Furthermore, in the above example the scope where i is declared may exit before all the ten tasks complete. Without task intents, the user would have to protect i to make sure its lexical scope doesn’t exit before the tasks referencing it complete.

We decided to treat cobegin and coforall statements the same way as begin. This is for consistency and to make the race-avoidance benefit available to more code.

We decided to apply task intents to module level variables, in addition to local variables. Again, this is for consistency. One could view module level variables differently than local variables (e.g. a module level variable is “always available”), but we favored consistency over such an approach.

We decided not to apply task intents to “closure” variables, i.e., the variables in the dynamic scope of a task construct. This is to keep this feature manageable, so that all variables subject to task intents can be obtained by examining just the lexical scope of the task construct. In general, the set of closure variables can be hard to determine, unwieldy to implement and reason about, it is unclear what to do with extern functions, etc.

We do not provide inout or out as task intents because they will necessarily create a data race in a cobegin or coforall. type and param intents are not available either as they do not seem useful as task intents.

Note

Future.

For a given intent, we would also like to provide a blanket clause, which would apply the intent to all variables. An example of syntax for a blanket ref intent would be ref *.

The Sync Statement

The sync statement acts as a join of all dynamically encountered begins from within a statement. The syntax for the sync statement is given by

sync-statement:
  'sync' statement
  'sync' block-statement

Return statements are not allowed in sync statement blocks. Yield statement may only be lexically enclosed in sync statement blocks in parallel iterators (Parallel Iterators). Break and continue statements may not be used to exit a sync statement block.

Example (syncStmt1.chpl).

The sync statement can be used to wait for many dynamically created tasks.
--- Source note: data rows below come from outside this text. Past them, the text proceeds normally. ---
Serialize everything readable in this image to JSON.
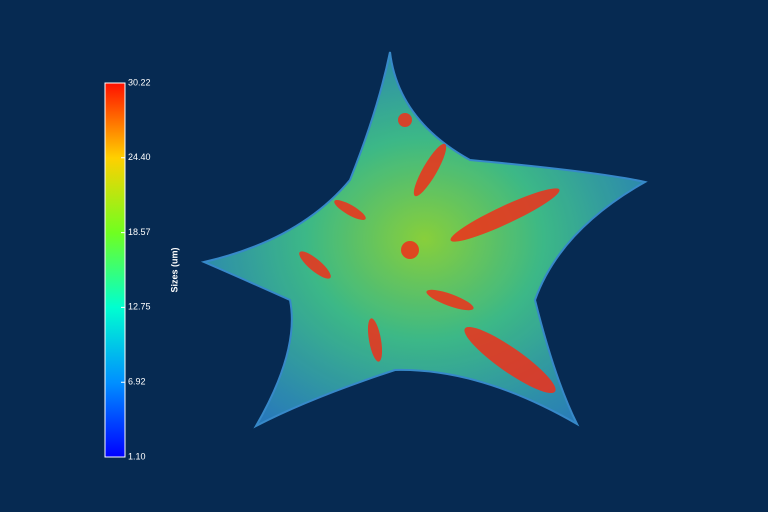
{
  "colorbar": {
    "label": "Sizes (um)",
    "lim": [
      1.1,
      30.22
    ],
    "ticks": [
      {
        "value": 1.1,
        "label": "1.10"
      },
      {
        "value": 6.92,
        "label": "6.92"
      },
      {
        "value": 12.75,
        "label": "12.75"
      },
      {
        "value": 18.57,
        "label": "18.57"
      },
      {
        "value": 24.4,
        "label": "24.40"
      },
      {
        "value": 30.22,
        "label": "30.22"
      }
    ]
  }
}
sync for i in 1..n do begin work();

The for loop is within a sync statement and thus the tasks created in each iteration of the loop must complete before the continuing past the sync statement.

Example (syncStmt2.chpl).

The sync statement

sync {
  begin stmt1();
  begin stmt2();
}

is similar to the following cobegin statement

cobegin {
  stmt1();
  stmt2();
}

except that if begin statements are dynamically encountered when stmt1() or stmt2() are executed, then the former code will wait for these begin statements to complete whereas the latter code will not.

The Serial Statement

The serial statement can be used to dynamically disable parallelism. The syntax is:

serial-statement:
  'serial' expression[OPT] 'do' statement
  'serial' expression[OPT] block-statement

where the optional expression evaluates to a boolean value. If the expression is omitted, it is as though ’true’ were specified. Whatever the expression’s value, the statement following it is evaluated. If the expression is true, any dynamically encountered code that would normally create new tasks within the statement is instead executed by the original task without creating any new ones. In effect, execution is serialized. If the expression is false, code within the statement will generates task according to normal Chapel rules.

Example (serialStmt1.chpl).

In the code

proc f(i) {
  serial i<13 {
    cobegin {
      work(i);
      work(i);
    }
  }
}

for i in lo..hi {
  f(i);
}

the serial statement in procedure f() inhibits concurrent execution of work() if the variable i is less than 13.

Example (serialStmt2.chpl).

The code

serial {
  begin stmt1();
  cobegin {
    stmt2();
    stmt3();
  }
  coforall i in 1..n do stmt4();
}

is equivalent to

stmt1();
{
  stmt2();
  stmt3();
}
for i in 1..n do stmt4();

because the expression evaluated to determine whether to serialize always evaluates to true.